Almost any restriction on abortion rights won public approval. Examine Gallup polls from 2003 forward and you’ll find that 36 percent of Americans would favor a law banning all abortions except those to save the life of the woman; 69 percent favor parental consent for adolescents and disturbing 64 percent agree with Justice Alito that a husband should be notified if a married woman seeks an abortion. In 2003, 56 percent of Americans said abortion should be illegal in the first trimester if the woman ”does not want the child for any reason.” The wording is definitely skewed anti-choice but demonstrates that the same public that broadly supports the idea that abortion is a “woman’s decision” especially early in pregnancy can turn against that woman if she is presented as willful or not sufficiently loving of children. On top of that, 78 percent favor a 24-hour waiting period; 88 percent a law that would require doctors to give alternatives to abortion.

Given the longstanding public discomfort with unrestricted choice these statistics demonstrate, it would be risky for abortion rights advocates to dismiss any shift in general self-identification from pro-choice to pro-life. Once upon a time, saying you were “pro-life” in liberal circles was totally de classe. Pro-life was clearly understood to mean anti-abortion. Now, enough pro-lifers are against the death penalty, the war in Iraq, violence against women and “unrestricted “ abortion to make the label attractive.

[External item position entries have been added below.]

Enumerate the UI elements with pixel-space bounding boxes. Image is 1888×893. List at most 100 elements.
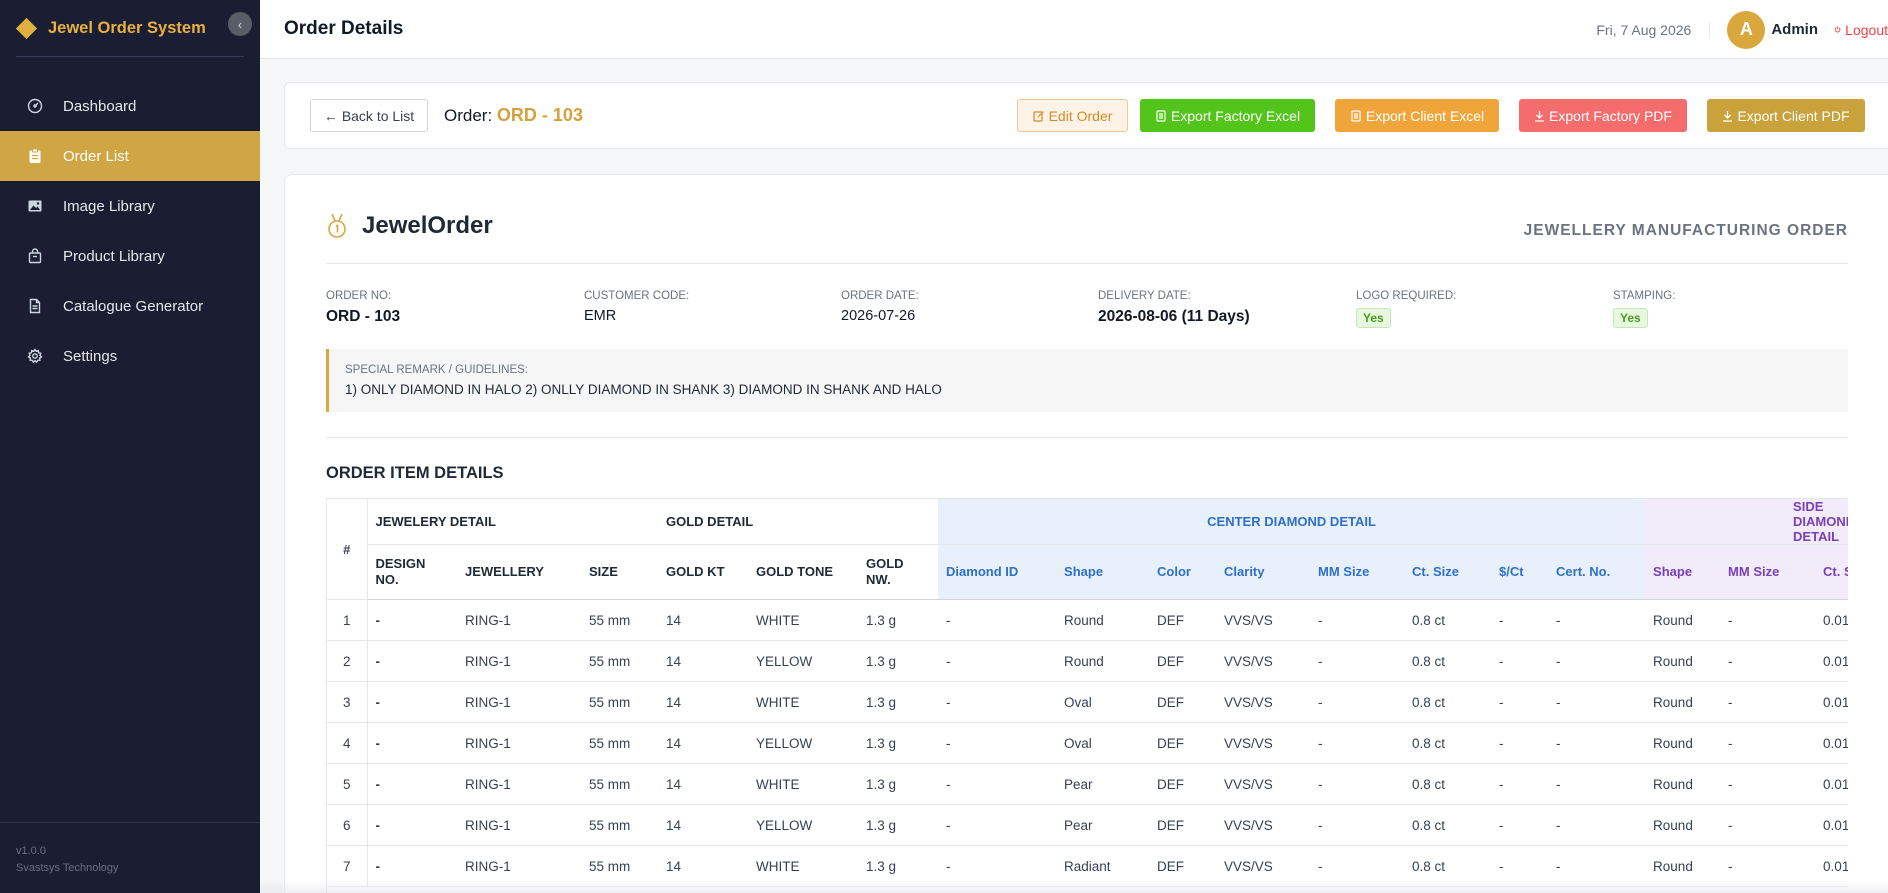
- col-jewellery: JEWELLERY: [457, 544, 581, 600]
- cell-center-price: -: [1491, 599, 1549, 641]
- cell-gold-tone: WHITE: [748, 763, 859, 805]
- cell-design: -: [367, 722, 457, 764]
- excel-icon: [1351, 109, 1361, 122]
- status-badge: Yes: [1613, 308, 1648, 328]
- cell-center-cert: -: [1548, 681, 1646, 723]
- sidebar-item-dashboard[interactable]: Dashboard: [0, 81, 260, 131]
- app-version: v1.0.0: [16, 845, 46, 857]
- cell-size: 55 mm: [581, 804, 659, 846]
- cell-side-shape: Round: [1645, 599, 1721, 641]
- sidebar-item-order-list[interactable]: Order List: [0, 131, 260, 181]
- export-factory-pdf-button[interactable]: Export Factory PDF: [1519, 99, 1687, 132]
- cell-center-ct: 0.8 ct: [1404, 640, 1492, 682]
- sidebar-item-label: Image Library: [63, 197, 155, 215]
- cell-center-color: DEF: [1149, 763, 1217, 805]
- divider: [326, 437, 1848, 438]
- cell-center-shape: Pear: [1056, 763, 1150, 805]
- cell-jewellery: RING-1: [457, 681, 581, 723]
- excel-icon: [1156, 109, 1166, 122]
- cell-side-shape: Round: [1645, 640, 1721, 682]
- cell-side-mm: -: [1720, 681, 1816, 723]
- current-date: Fri, 7 Aug 2026: [1596, 21, 1711, 38]
- collapse-sidebar-button[interactable]: ‹: [228, 12, 252, 36]
- avatar[interactable]: A: [1727, 10, 1766, 49]
- cell-side-shape: Round: [1645, 681, 1721, 723]
- export-client-pdf-button[interactable]: Export Client PDF: [1707, 99, 1865, 132]
- cell-center-mm: -: [1310, 640, 1405, 682]
- edit-order-button[interactable]: Edit Order: [1017, 99, 1128, 132]
- remark-text: 1) ONLY DIAMOND IN HALO 2) ONLLY DIAMOND…: [345, 382, 942, 397]
- cell-jewellery: RING-1: [457, 722, 581, 764]
- sidebar-item-settings[interactable]: Settings: [0, 331, 260, 381]
- meta-label: CUSTOMER CODE:: [584, 290, 690, 302]
- order-document-card: JewelOrder JEWELLERY MANUFACTURING ORDER…: [284, 174, 1888, 893]
- cell-gold-nw: 1.3 g: [858, 804, 939, 846]
- cell-jewellery: RING-1: [457, 804, 581, 846]
- user-name[interactable]: Admin: [1771, 21, 1818, 38]
- cell-center-price: -: [1491, 722, 1549, 764]
- cell-center-price: -: [1491, 804, 1549, 846]
- cell-index: 2: [327, 640, 368, 682]
- cell-design: -: [367, 763, 457, 805]
- sidebar-item-label: Dashboard: [63, 97, 137, 115]
- col-center-mm-size: MM Size: [1310, 544, 1405, 600]
- back-to-list-button[interactable]: ← Back to List: [310, 99, 428, 132]
- document-icon: [27, 298, 43, 314]
- order-items-table-wrapper[interactable]: # JEWELERY DETAIL GOLD DETAIL CENTER DIA…: [326, 498, 1848, 893]
- logout-button[interactable]: Logout: [1834, 22, 1888, 38]
- cell-side-ct: 0.01 ct: [1815, 763, 1848, 805]
- order-label: Order: ORD - 103: [444, 105, 583, 126]
- cell-side-shape: Round: [1645, 763, 1721, 805]
- cell-center-clarity: VVS/VS: [1216, 599, 1311, 641]
- cell-design: -: [367, 599, 457, 641]
- group-gold-detail: GOLD DETAIL: [658, 499, 939, 545]
- cell-center-shape: Pear: [1056, 804, 1150, 846]
- cell-center-ct: 0.8 ct: [1404, 599, 1492, 641]
- cell-side-ct: 0.01 ct: [1815, 640, 1848, 682]
- meta-order-no: ORDER NO: ORD - 103: [326, 290, 400, 326]
- gear-icon: [27, 348, 43, 364]
- meta-delivery-date: DELIVERY DATE: 2026-08-06 (11 Days): [1098, 290, 1250, 326]
- group-jewelery-detail: JEWELERY DETAIL: [367, 499, 659, 545]
- export-client-excel-button[interactable]: Export Client Excel: [1335, 99, 1499, 132]
- cell-gold-kt: 14: [658, 763, 749, 805]
- brand: Jewel Order System ‹: [15, 0, 252, 57]
- cell-center-shape: Oval: [1056, 722, 1150, 764]
- remark-label: SPECIAL REMARK / GUIDELINES:: [345, 364, 528, 376]
- document-type: JEWELLERY MANUFACTURING ORDER: [1523, 222, 1848, 239]
- cell-center-ct: 0.8 ct: [1404, 722, 1492, 764]
- sidebar-item-image-library[interactable]: Image Library: [0, 181, 260, 231]
- col-diamond-id: Diamond ID: [938, 544, 1057, 600]
- export-factory-excel-button[interactable]: Export Factory Excel: [1140, 99, 1315, 132]
- cell-jewellery: RING-1: [457, 763, 581, 805]
- cell-center-cert: -: [1548, 804, 1646, 846]
- meta-value: 2026-08-06 (11 Days): [1098, 308, 1250, 325]
- medal-icon: [328, 213, 346, 238]
- cell-side-ct: 0.01 ct: [1815, 599, 1848, 641]
- cell-gold-nw: 1.3 g: [858, 640, 939, 682]
- diamond-logo-icon: [15, 17, 38, 39]
- dashboard-icon: [27, 98, 43, 114]
- export-client-excel-label: Export Client Excel: [1365, 107, 1485, 124]
- meta-label: ORDER NO:: [326, 290, 392, 302]
- cell-center-cert: -: [1548, 763, 1646, 805]
- export-client-pdf-label: Export Client PDF: [1737, 107, 1850, 124]
- cell-size: 55 mm: [581, 763, 659, 805]
- sidebar: Jewel Order System ‹ Dashboard Order Lis…: [0, 0, 260, 893]
- col-side-shape: Shape: [1645, 544, 1721, 600]
- cell-diamond-id: -: [938, 640, 1057, 682]
- cell-design: -: [367, 804, 457, 846]
- table-row: 5 - RING-1 55 mm 14 WHITE 1.3 g - Pear D…: [327, 763, 1848, 805]
- cell-center-ct: 0.8 ct: [1404, 681, 1492, 723]
- cell-index: 1: [327, 599, 368, 641]
- app-title: Jewel Order System: [48, 18, 206, 37]
- sidebar-item-product-library[interactable]: Product Library: [0, 231, 260, 281]
- bag-icon: [27, 248, 43, 264]
- power-icon: [1834, 26, 1841, 33]
- cell-index: 4: [327, 722, 368, 764]
- col-center-shape: Shape: [1056, 544, 1150, 600]
- download-icon: [1723, 110, 1733, 122]
- cell-index: 6: [327, 804, 368, 846]
- cell-center-clarity: VVS/VS: [1216, 804, 1311, 846]
- sidebar-item-catalogue-generator[interactable]: Catalogue Generator: [0, 281, 260, 331]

Pro-choice has become the narrower term, too easily dismissed as referring to the single issue of legal abortion.

President Obama’s strategy of shifting the center of public attention from the the minutiae of when and for what reasons abortion should be legal to pregnancy prevention, responsible sexual behavior and support for women who want to continue pregnancies is smart politics. It’s what pro-choice really means.

Frances Kissling is a visiting scholar at the Center for Bioethics at the University of Pennsylvania. She is the former president of Catholics for a Free Choice.